In our previous article about the precious metal readers saw how the Elliott Wave principle put us ahead of gold's $72-decline from $1531 to $1459. In short, the hourly chart made us think a three-wave decline from $1555 was still in progress. Hence, the bears remained in charge and more weakness could be expected.
What we didn’t mention was that our subscribers actually received a little more information with their September 25th updates. Namely, that once the support near $1460 was reached, a bullish reversal should be anticipated. The full chart this conclusion was based on was sent to clients more than two weeks ago. Take a look at it below.

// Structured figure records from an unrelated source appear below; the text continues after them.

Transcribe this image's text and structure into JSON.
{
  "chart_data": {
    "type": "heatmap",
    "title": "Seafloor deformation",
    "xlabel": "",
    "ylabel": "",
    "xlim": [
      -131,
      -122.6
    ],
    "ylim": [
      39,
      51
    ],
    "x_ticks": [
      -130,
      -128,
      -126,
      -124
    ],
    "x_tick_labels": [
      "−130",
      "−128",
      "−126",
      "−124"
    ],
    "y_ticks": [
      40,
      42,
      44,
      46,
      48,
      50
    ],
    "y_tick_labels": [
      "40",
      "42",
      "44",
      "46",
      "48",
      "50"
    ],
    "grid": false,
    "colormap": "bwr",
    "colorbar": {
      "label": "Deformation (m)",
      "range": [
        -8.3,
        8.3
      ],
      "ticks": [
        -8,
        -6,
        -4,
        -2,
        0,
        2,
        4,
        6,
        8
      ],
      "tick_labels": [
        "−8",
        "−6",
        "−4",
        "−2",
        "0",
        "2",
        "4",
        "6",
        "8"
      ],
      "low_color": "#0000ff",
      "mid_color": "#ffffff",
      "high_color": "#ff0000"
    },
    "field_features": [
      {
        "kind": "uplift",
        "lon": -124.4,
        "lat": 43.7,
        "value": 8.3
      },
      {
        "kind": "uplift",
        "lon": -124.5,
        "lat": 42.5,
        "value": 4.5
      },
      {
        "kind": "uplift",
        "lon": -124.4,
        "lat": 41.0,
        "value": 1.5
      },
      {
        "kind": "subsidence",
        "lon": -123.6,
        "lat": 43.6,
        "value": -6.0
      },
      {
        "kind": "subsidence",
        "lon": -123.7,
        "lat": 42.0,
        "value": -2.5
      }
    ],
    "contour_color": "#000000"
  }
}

Our October 1st article already explained the Elliott Wave logic behind the bearish idea. We thought a w)-x)-y) corrective combination was going to form once wave y) completed the pattern near $1460. On the other hand, once a correction is over the larger trend resumes.
Gold Absorbs the News and Follows the Pattern
Gold ‘s daily and 4-hour charts, also included in our premium analyses, revealed that the yellow metal was in an uptrend prior to entering the above-shown correction. So, it made sense for this uptrend to resume as soon as wave y) ended. According to this count, a bullish reversal near $1460 had to be expected.

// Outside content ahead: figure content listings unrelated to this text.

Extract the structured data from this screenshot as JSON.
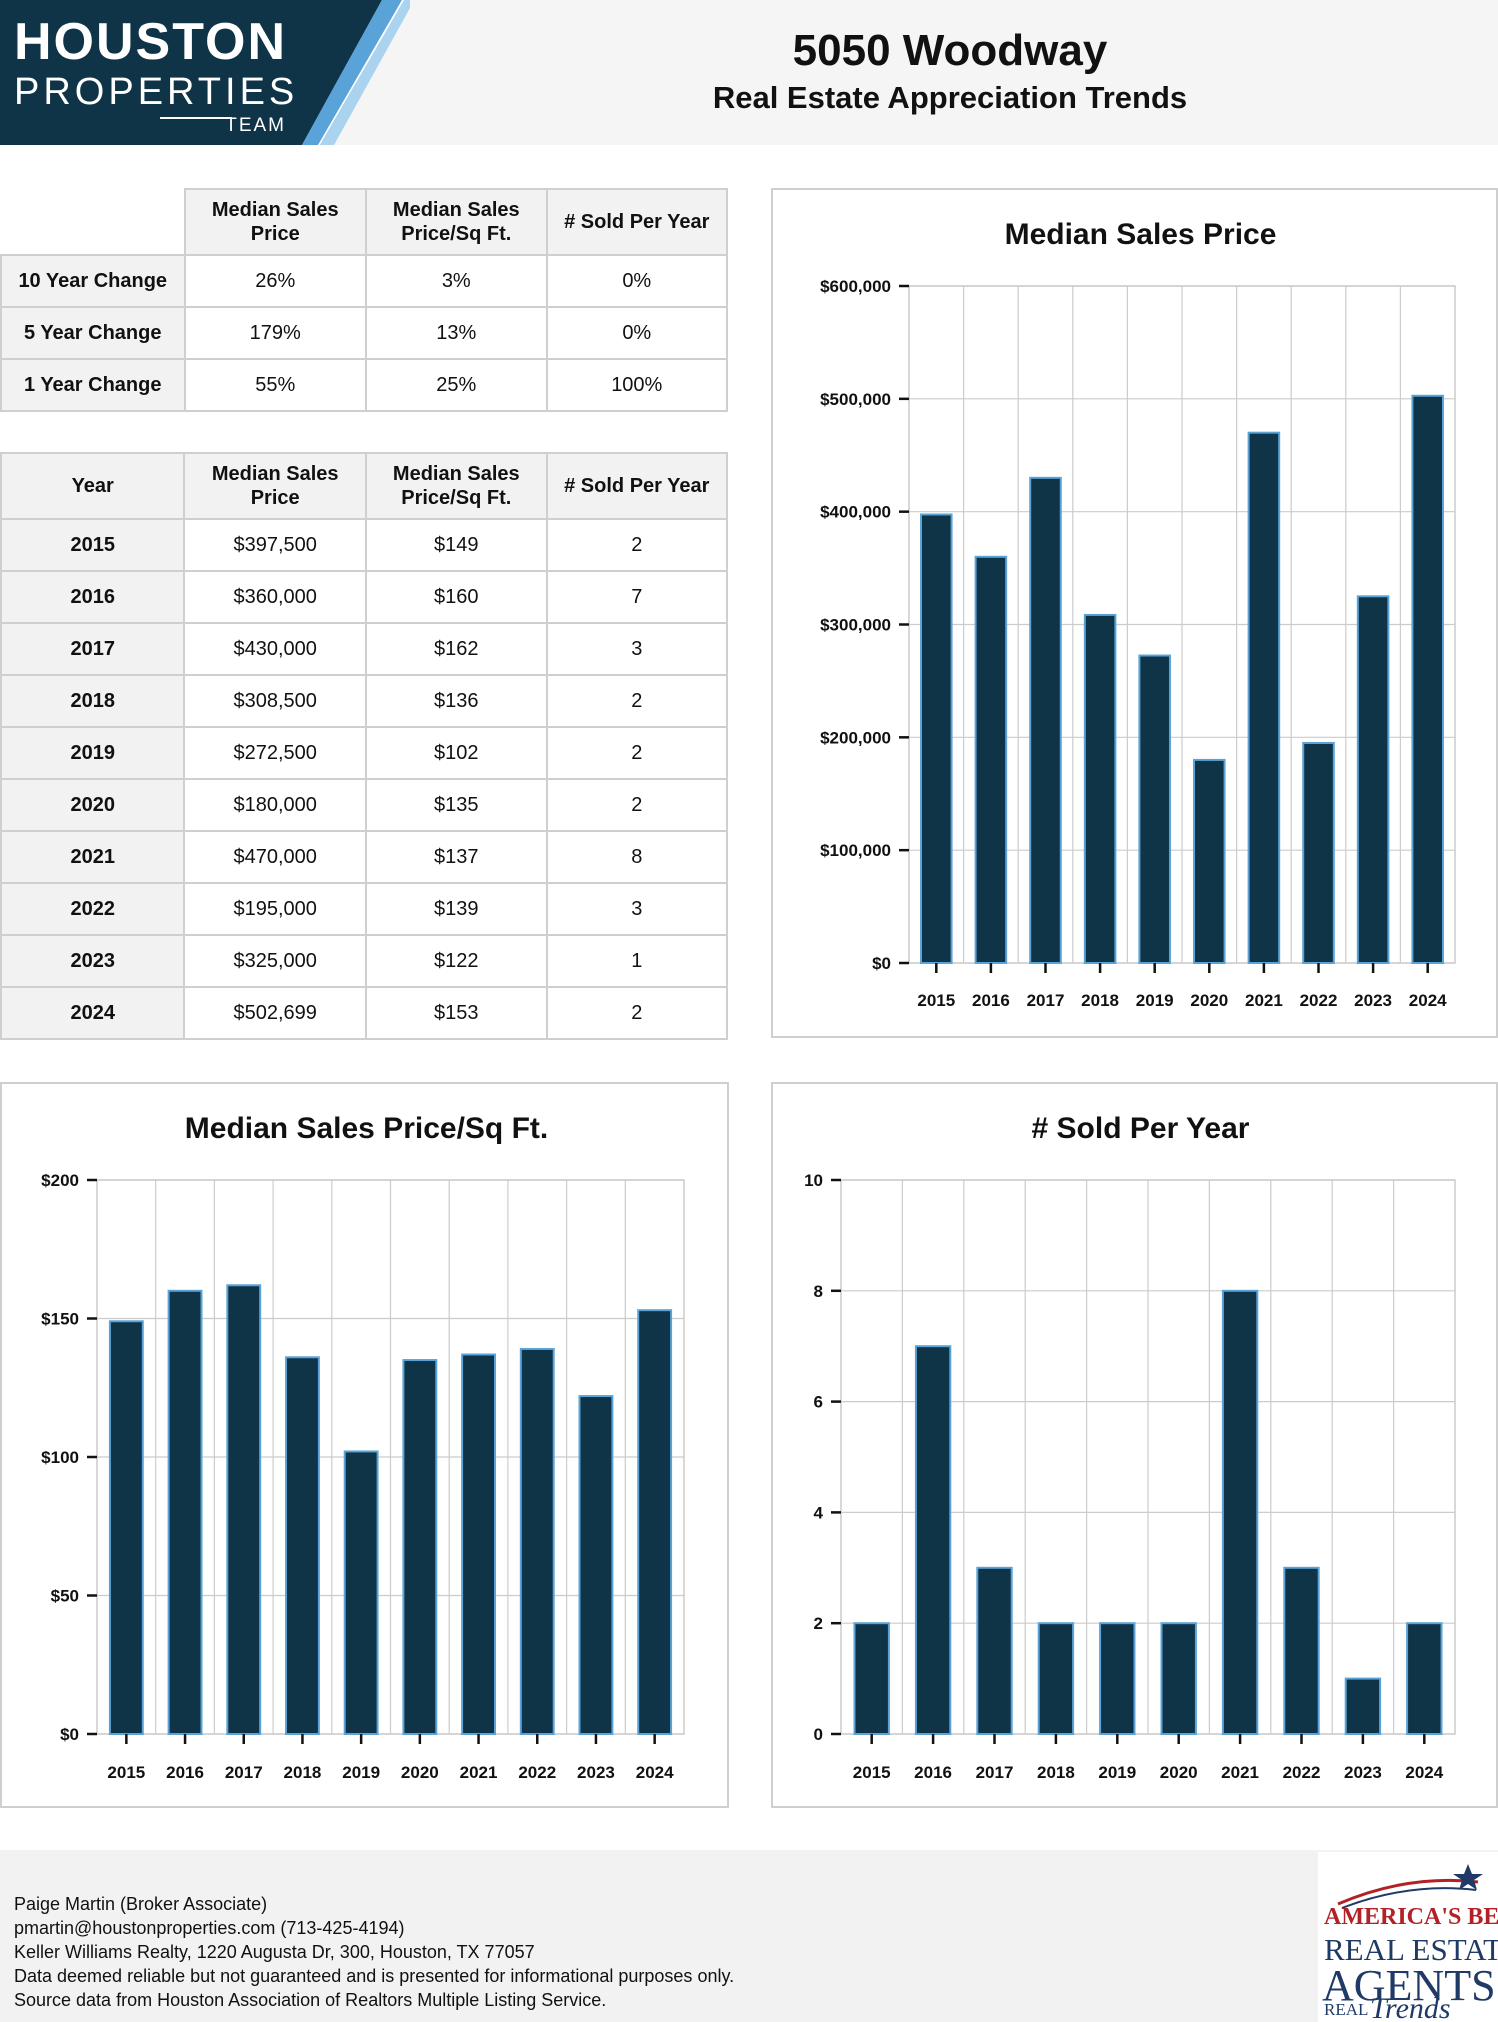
{
  "header": {
    "logo": {
      "line1": "HOUSTON",
      "line2": "PROPERTIES",
      "line3": "TEAM"
    },
    "title": "5050 Woodway",
    "subtitle": "Real Estate Appreciation Trends",
    "colors": {
      "logo_navy": "#0f3347",
      "accent_light_blue": "#a9d3ee",
      "accent_blue": "#5aa3d8"
    }
  },
  "change_table": {
    "columns": [
      "",
      "Median Sales Price",
      "Median Sales Price/Sq Ft.",
      "# Sold Per Year"
    ],
    "rows": [
      {
        "label": "10 Year Change",
        "values": [
          "26%",
          "3%",
          "0%"
        ]
      },
      {
        "label": "5 Year Change",
        "values": [
          "179%",
          "13%",
          "0%"
        ]
      },
      {
        "label": "1 Year Change",
        "values": [
          "55%",
          "25%",
          "100%"
        ]
      }
    ]
  },
  "year_table": {
    "columns": [
      "Year",
      "Median Sales Price",
      "Median Sales Price/Sq Ft.",
      "# Sold Per Year"
    ],
    "rows": [
      {
        "year": "2015",
        "price": "$397,500",
        "sqft": "$149",
        "sold": "2"
      },
      {
        "year": "2016",
        "price": "$360,000",
        "sqft": "$160",
        "sold": "7"
      },
      {
        "year": "2017",
        "price": "$430,000",
        "sqft": "$162",
        "sold": "3"
      },
      {
        "year": "2018",
        "price": "$308,500",
        "sqft": "$136",
        "sold": "2"
      },
      {
        "year": "2019",
        "price": "$272,500",
        "sqft": "$102",
        "sold": "2"
      },
      {
        "year": "2020",
        "price": "$180,000",
        "sqft": "$135",
        "sold": "2"
      },
      {
        "year": "2021",
        "price": "$470,000",
        "sqft": "$137",
        "sold": "8"
      },
      {
        "year": "2022",
        "price": "$195,000",
        "sqft": "$139",
        "sold": "3"
      },
      {
        "year": "2023",
        "price": "$325,000",
        "sqft": "$122",
        "sold": "1"
      },
      {
        "year": "2024",
        "price": "$502,699",
        "sqft": "$153",
        "sold": "2"
      }
    ]
  },
  "chart_data": [
    {
      "id": "price",
      "type": "bar",
      "title": "Median Sales Price",
      "categories": [
        "2015",
        "2016",
        "2017",
        "2018",
        "2019",
        "2020",
        "2021",
        "2022",
        "2023",
        "2024"
      ],
      "values": [
        397500,
        360000,
        430000,
        308500,
        272500,
        180000,
        470000,
        195000,
        325000,
        502699
      ],
      "ylim": [
        0,
        600000
      ],
      "yticks": [
        0,
        100000,
        200000,
        300000,
        400000,
        500000,
        600000
      ],
      "ytick_labels": [
        "$0",
        "$100,000",
        "$200,000",
        "$300,000",
        "$400,000",
        "$500,000",
        "$600,000"
      ],
      "grid": true,
      "bar_color": "#0f3347",
      "bar_edge_color": "#5aa3d8"
    },
    {
      "id": "sqft",
      "type": "bar",
      "title": "Median Sales Price/Sq Ft.",
      "categories": [
        "2015",
        "2016",
        "2017",
        "2018",
        "2019",
        "2020",
        "2021",
        "2022",
        "2023",
        "2024"
      ],
      "values": [
        149,
        160,
        162,
        136,
        102,
        135,
        137,
        139,
        122,
        153
      ],
      "ylim": [
        0,
        200
      ],
      "yticks": [
        0,
        50,
        100,
        150,
        200
      ],
      "ytick_labels": [
        "$0",
        "$50",
        "$100",
        "$150",
        "$200"
      ],
      "grid": true,
      "bar_color": "#0f3347",
      "bar_edge_color": "#5aa3d8"
    },
    {
      "id": "sold",
      "type": "bar",
      "title": "# Sold Per Year",
      "categories": [
        "2015",
        "2016",
        "2017",
        "2018",
        "2019",
        "2020",
        "2021",
        "2022",
        "2023",
        "2024"
      ],
      "values": [
        2,
        7,
        3,
        2,
        2,
        2,
        8,
        3,
        1,
        2
      ],
      "ylim": [
        0,
        10
      ],
      "yticks": [
        0,
        2,
        4,
        6,
        8,
        10
      ],
      "ytick_labels": [
        "0",
        "2",
        "4",
        "6",
        "8",
        "10"
      ],
      "grid": true,
      "bar_color": "#0f3347",
      "bar_edge_color": "#5aa3d8"
    }
  ],
  "footer": {
    "lines": [
      "Paige Martin (Broker Associate)",
      "pmartin@houstonproperties.com (713-425-4194)",
      "Keller Williams Realty, 1220 Augusta Dr, 300, Houston, TX 77057",
      "Data deemed reliable but not guaranteed and is presented for informational purposes only.",
      "Source data from Houston Association of Realtors Multiple Listing Service."
    ],
    "badge": {
      "line1": "AMERICA'S BEST",
      "line2": "REAL ESTATE",
      "line3": "AGENTS",
      "line4": "REAL",
      "line5": "Trends",
      "star_icon": "star-icon"
    }
  }
}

Wave y) ended at $1459 on October 1st. On October 3rd, gold exceeded $1519 for a 4.1% surge in just two trading days. The U-turn the support near $1460 caused was very sharp and fast. Fortunately, with the help of proper Elliott Wave analysis it was also quite predictable.
Furthermore, traders didn’t need to pay any attention to all the Brexit-, trade war– and Middle East-related news the media keeps bombarding us with every single minute. A chart and an eye for Elliott Wave patterns proved to be enough to stay ahead of gold ‘s recovery.